Nos bastidores, prevalecia a percepção de que a Petrobras se beneficiava da postergação, já que ocupava provisoriamente o STS08 enquanto a unidade não era licitada. A companhia vinha operando ambos os terminais por meio de contratos temporários, antes da decisão do governo anterior de levá-los a leilão.
Oficialmente, a Petrobras argumentava que o leilão do STS08, com previsão de início de operação em 2028, traria “consequências graves” às suas atividades, já que não poderia abrir mão dos berços ativos antes da conclusão dos novos. A estatal citava riscos de redução nas cargas processadas em refinarias de São Paulo, impacto no fluxo de cabotagem de combustíveis para outras regiões, queda no fornecimento de bunker a navios atracados e de óleo combustível para termelétricas em todo o país – efeitos com repercussão direta sobre a economia.
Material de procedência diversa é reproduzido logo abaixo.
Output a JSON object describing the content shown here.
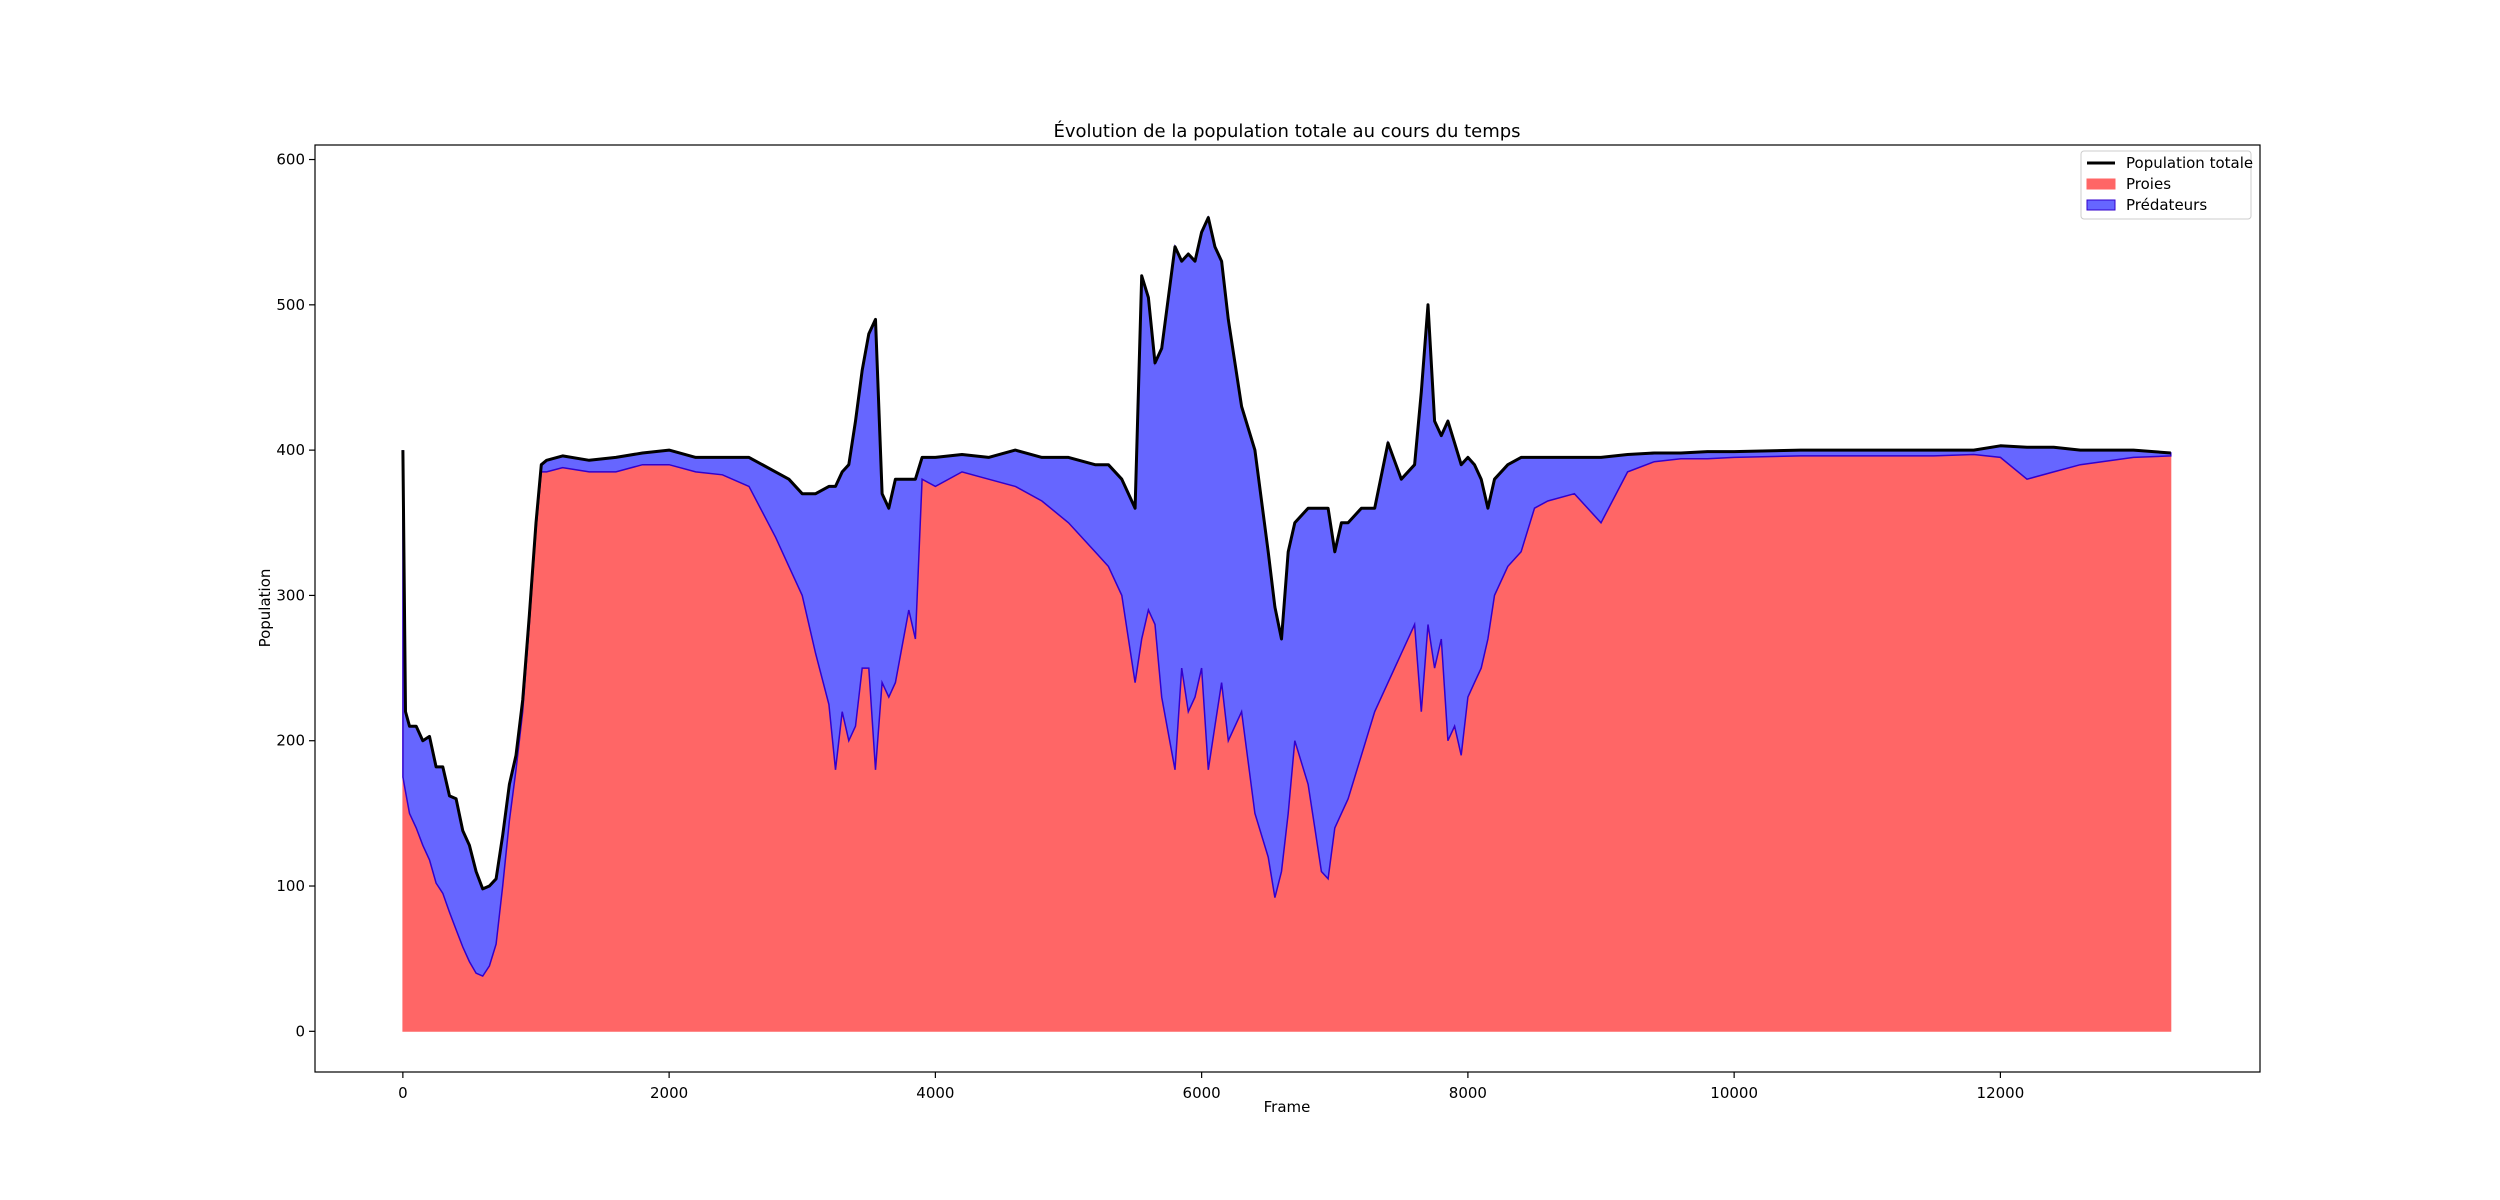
{
  "chart_data": {
    "type": "area",
    "title": "Évolution de la population totale au cours du temps",
    "xlabel": "Frame",
    "ylabel": "Population",
    "xlim": [
      -660,
      13950
    ],
    "ylim": [
      -28,
      610
    ],
    "xticks": [
      0,
      2000,
      4000,
      6000,
      8000,
      10000,
      12000
    ],
    "yticks": [
      0,
      100,
      200,
      300,
      400,
      500,
      600
    ],
    "legend": "top-right",
    "grid": false,
    "colors": {
      "total": "#000000",
      "prey": "#ff6666",
      "predator": "#6666ff",
      "predator_edge": "#3300cc"
    },
    "legend_entries": [
      {
        "key": "total",
        "label": "Population totale",
        "kind": "line"
      },
      {
        "key": "prey",
        "label": "Proies",
        "kind": "patch"
      },
      {
        "key": "predator",
        "label": "Prédateurs",
        "kind": "patch"
      }
    ],
    "x": [
      0,
      20,
      50,
      100,
      150,
      200,
      250,
      300,
      350,
      400,
      450,
      500,
      550,
      600,
      650,
      700,
      750,
      800,
      850,
      900,
      950,
      1000,
      1040,
      1080,
      1200,
      1400,
      1600,
      1800,
      2000,
      2200,
      2400,
      2600,
      2800,
      2900,
      3000,
      3100,
      3200,
      3250,
      3300,
      3350,
      3400,
      3450,
      3500,
      3550,
      3600,
      3650,
      3700,
      3800,
      3850,
      3900,
      4000,
      4200,
      4400,
      4600,
      4800,
      5000,
      5200,
      5300,
      5400,
      5500,
      5550,
      5600,
      5650,
      5700,
      5800,
      5850,
      5900,
      5950,
      6000,
      6050,
      6100,
      6150,
      6200,
      6300,
      6400,
      6500,
      6550,
      6600,
      6650,
      6700,
      6800,
      6850,
      6900,
      6950,
      7000,
      7050,
      7100,
      7200,
      7300,
      7400,
      7500,
      7600,
      7650,
      7700,
      7750,
      7800,
      7850,
      7900,
      7950,
      8000,
      8050,
      8100,
      8150,
      8200,
      8300,
      8400,
      8500,
      8600,
      8800,
      9000,
      9200,
      9400,
      9600,
      9800,
      10000,
      10500,
      11000,
      11500,
      11800,
      12000,
      12200,
      12400,
      12600,
      13000,
      13280
    ],
    "series": [
      {
        "key": "prey",
        "name": "Proies",
        "values": [
          175,
          165,
          150,
          140,
          128,
          118,
          102,
          95,
          82,
          70,
          58,
          48,
          40,
          38,
          45,
          60,
          100,
          145,
          180,
          220,
          280,
          345,
          385,
          385,
          388,
          385,
          385,
          390,
          390,
          385,
          383,
          375,
          340,
          320,
          300,
          260,
          225,
          180,
          220,
          200,
          210,
          250,
          250,
          180,
          240,
          230,
          240,
          290,
          270,
          380,
          375,
          385,
          380,
          375,
          365,
          350,
          330,
          320,
          300,
          240,
          270,
          290,
          280,
          230,
          180,
          250,
          220,
          230,
          250,
          180,
          210,
          240,
          200,
          220,
          150,
          120,
          92,
          110,
          150,
          200,
          170,
          140,
          110,
          105,
          140,
          150,
          160,
          190,
          220,
          240,
          260,
          280,
          220,
          280,
          250,
          270,
          200,
          210,
          190,
          230,
          240,
          250,
          270,
          300,
          320,
          330,
          360,
          365,
          370,
          350,
          385,
          392,
          394,
          394,
          395,
          396,
          396,
          396,
          397,
          395,
          380,
          385,
          390,
          395,
          396
        ]
      },
      {
        "key": "predator",
        "name": "Prédateurs",
        "values": [
          225,
          55,
          60,
          70,
          72,
          85,
          80,
          87,
          80,
          90,
          80,
          80,
          70,
          60,
          55,
          45,
          35,
          25,
          10,
          8,
          6,
          5,
          5,
          8,
          8,
          8,
          10,
          8,
          10,
          10,
          12,
          20,
          45,
          60,
          70,
          110,
          150,
          195,
          165,
          190,
          210,
          205,
          230,
          310,
          130,
          130,
          140,
          90,
          110,
          15,
          20,
          12,
          15,
          25,
          30,
          45,
          60,
          70,
          80,
          120,
          250,
          215,
          180,
          240,
          360,
          280,
          315,
          300,
          300,
          380,
          330,
          290,
          290,
          210,
          250,
          210,
          200,
          160,
          180,
          150,
          190,
          220,
          250,
          255,
          190,
          200,
          190,
          170,
          140,
          165,
          120,
          110,
          220,
          220,
          170,
          140,
          220,
          195,
          200,
          165,
          150,
          130,
          90,
          80,
          70,
          65,
          35,
          30,
          25,
          45,
          12,
          6,
          4,
          5,
          4,
          4,
          4,
          4,
          3,
          8,
          22,
          17,
          10,
          5,
          2
        ]
      }
    ]
  }
}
Após três rodadas de mediação entre as partes, em maio, junho e julho deste ano, ficou pactuado que as obras seriam entregues em janeiro de 2030. Em acórdão, o TCU, que não vetou a participação da Petrobras em eventual leilão, chegou a recomendar o ajuste dos prazos do edital para alinhar o cronograma à nova data e prever mecanismos contratuais que assegurassem a prestação de serviços a múltiplos usuários, de forma não discriminatória. O objetivo era evitar concentração de mercado pela Petrobras, ponto destacado pelo relator, ministro Walton Alencar.
A decisão do governo, no entanto, torna o acórdão inócuo e, por ora, reforça o papel dominante da Petrobras nesses terminais. A empresa foi procurada, mas não retornou até o fechamento da edição.
Oficialização ao TCU
Em nota, a APS afirmou que enviou ao TCU, no último dia 22, o pedido de suspensão dos prazos procedimentais e também o registro expresso dos atos decisórios, relativos à licitação do STS08, para que as responsabilidades ficassem com a SNP (Secretaria Nacional de Portos), cabendo à APS atuar em caráter técnico e colaborativo.
“A decisão do presidente da APS, Anderson Pomini, foi tomada depois de receber ofício da SNP em que o órgão do MPor informou que daria tratamento à avaliação da solicitação de adensamento da área, feita pela Petrobras”, disse a APS.
De acordo com a autoridade portuária, a SNP informou que participou de reunião interministerial, coordenada pela Casa Civil, ocasião em que se deliberou acerca da suspensão do trâmite licitatório para análise do pleito do adensamento.